At the gym he owns in Sterling, Virginia, Eddie Mason displays one of his old burgundy and gold Washington Redskins helmets on the wall.
It’s a reminder of his credentials — and his four most productive years as an NFL linebacker — in the area he and his family now call home.
But since last Monday, when the team announced it would retire its long controversial name after completion of an ongoing internal review, Mason’s been asked: will he take the helmet down?
“Nah, bro,” Mason has replied. “I earned that helmet. That legacy will continue.”
That’s one school of thought for Mason, a Siler City native who played linebacker for Jordan-Matthews, the University of North Carolina and then Washington’s NFL team from 1999 to 2002. His family has Cherokee and Lumbee heritage on his mother’s side, and he said he didn’t view Washington’s nickname as derogatory. When he thinks of the team, he thinks of its historical success on the field, its fans and his personal experiences on the roster, all of which were positive.
“But also I would never minimize the perspective of someone else,” he said.
That’s the other way Mason looks at it — and why he ultimately supports the name change as one major step in what he hopes is a “fresh start” for the sputtering franchise.
“Say I had an issue as it relates to being African American,” he said. “I have this one thing that I believe, and somebody minimized that, tried to make it as though it wasn’t a big deal. Well, I would never want anybody to do that — and I wouldn’t do that to anybody.”
Washington’s decision to retire its 87-year-old name — which team owner Daniel Snyder told USA Today in 2013 he would “never change” — drew widespread praise across the sports world and among prominent Native American organizations, activists and allies.
The United South and Eastern Tribes is a non-profit that represents 30 tribal nations — including the Eastern Band of Cherokee Indians in Cherokee, North Carolina — at regional and national levels. In a statement, president Kirk Francis Sr. said USET was “encouraged and heartened” by the change.
“While it should have been relegated to America’s racist past long ago,” Francis said, “we welcome this change as an opportunity for education, growth, and reconciliation, as the nation acknowledges its historic and ongoing shameful acts against tribal nations and Native people … bottom line: our people and cultures are not mascots, and the time is long past due for us to be properly respected, not only within sports teams, but in all aspects.”
The National Congress for American Indians, which represents broad interests of tribal governments and communities, said July 13 was “a day for all Native people to celebrate.”
“We commend the Washington NFL team for eliminating a brand that disrespected, demeaned and stereotyped all Native people,” the organization said in a statement, “and we call on all other sports teams and corporate brands to retire all caricatures of Native people that they use as their mascots.”

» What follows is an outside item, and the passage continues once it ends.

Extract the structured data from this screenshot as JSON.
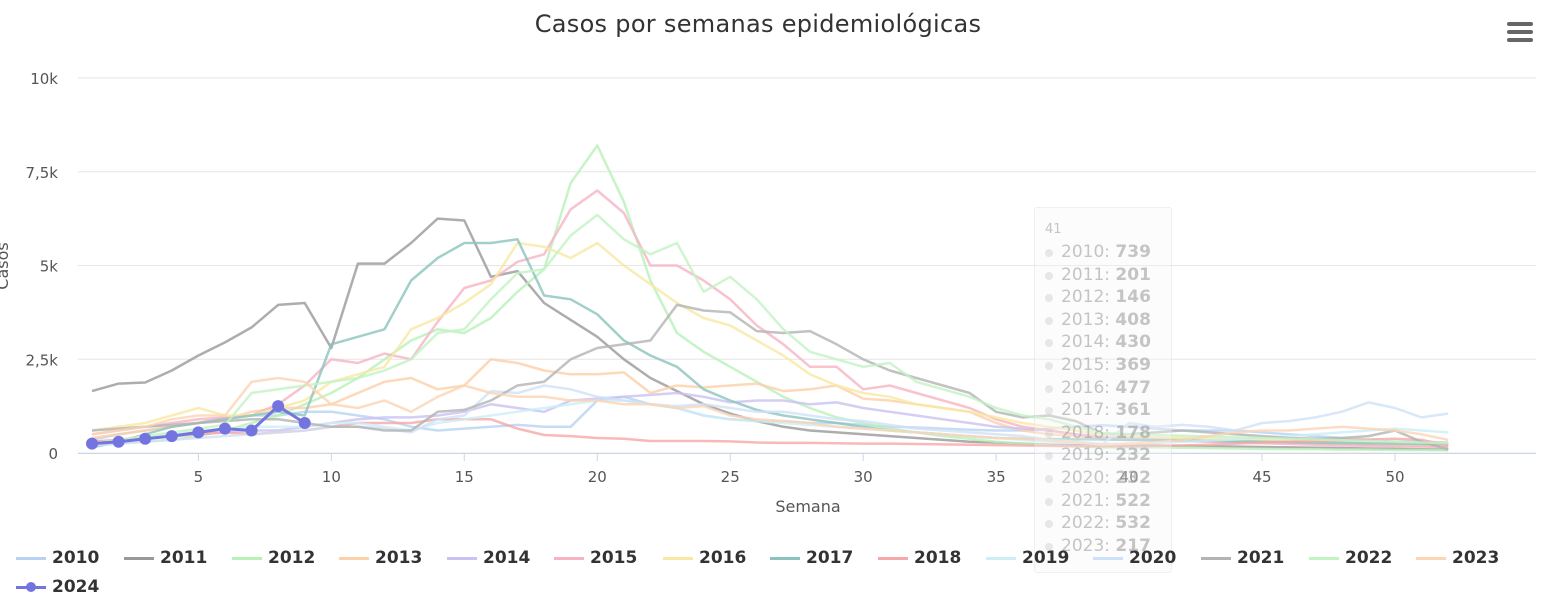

Ken Huff, a former UNC offensive lineman who lives in Governors Club in Chatham County and runs a custom home renovations company, is another local with ties to the franchise. The No. 3 overall pick in the 1975 NFL Draft, Huff played the last three years of his career (1983-85) with Washington.

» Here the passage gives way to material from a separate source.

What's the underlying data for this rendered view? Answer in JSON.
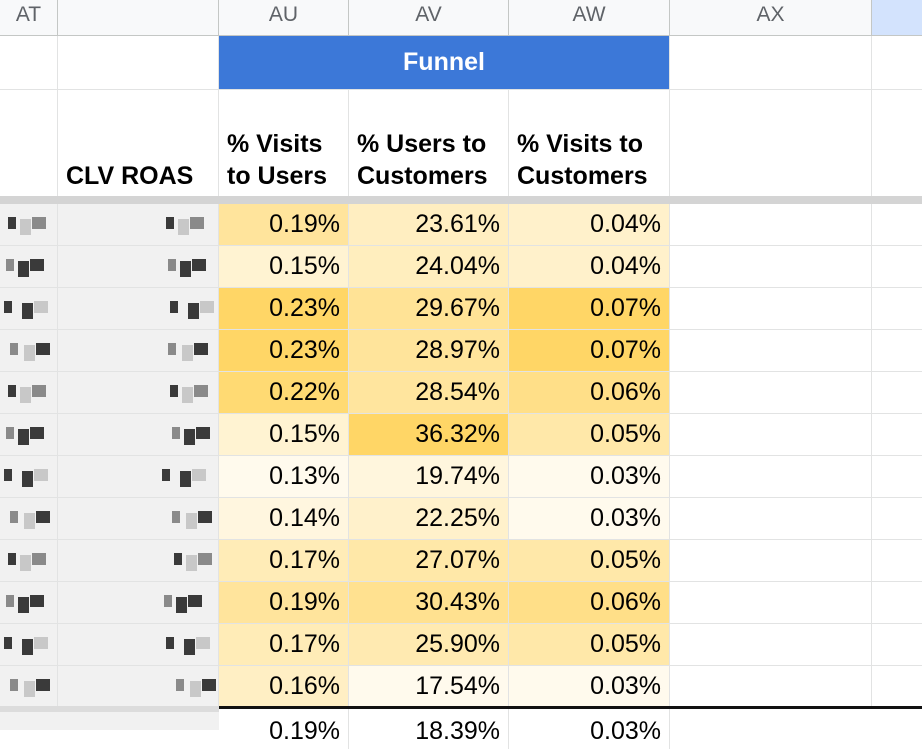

Huff, a right guard who appeared in Super Bowl XVII in 1984 with the team, said the nickname’s derogatory nature “wasn’t a perception in my mind, ever.” He knows demographics play a role there.
“You’re asking me as a white, Anglo-Saxon American,” Huff said, “so I’m not going have the views that some other people may have. I can understand the perception and the feeling that a lot of Americans had about the name, thinking it was derogatory. I can certainly empathize with that.”
Like Mason, Huff said the nickname has a “proud association” for him, but he supports its retirement.
“Even if a minority of people had a problem with it, then it’s probably time to change,” he said. “We’re in a time right now where a lot of things are being brought into question: some justifiably, and some maybe not so. But we’ve got to examine things so we’re not offending large groups of people — or any people. It’s not right.”
Mason, who has kept up with the team since his retirement and trains some current players at his gym in nearby Loudoun County, hopes Washington will commit to a serious “change of culture.” He cited other issues, such as a Washington Post story last Thursday that detailed 15 women’s allegations of sexual harassment and verbal abuse by former team employees, and the team’s on-field struggles.
“This gives way to a lot of great, special and unique opportunities — not just building, but rebuilding the brand,” Mason said of the name change. “I think there’s nothing wrong with a fresh start in life.”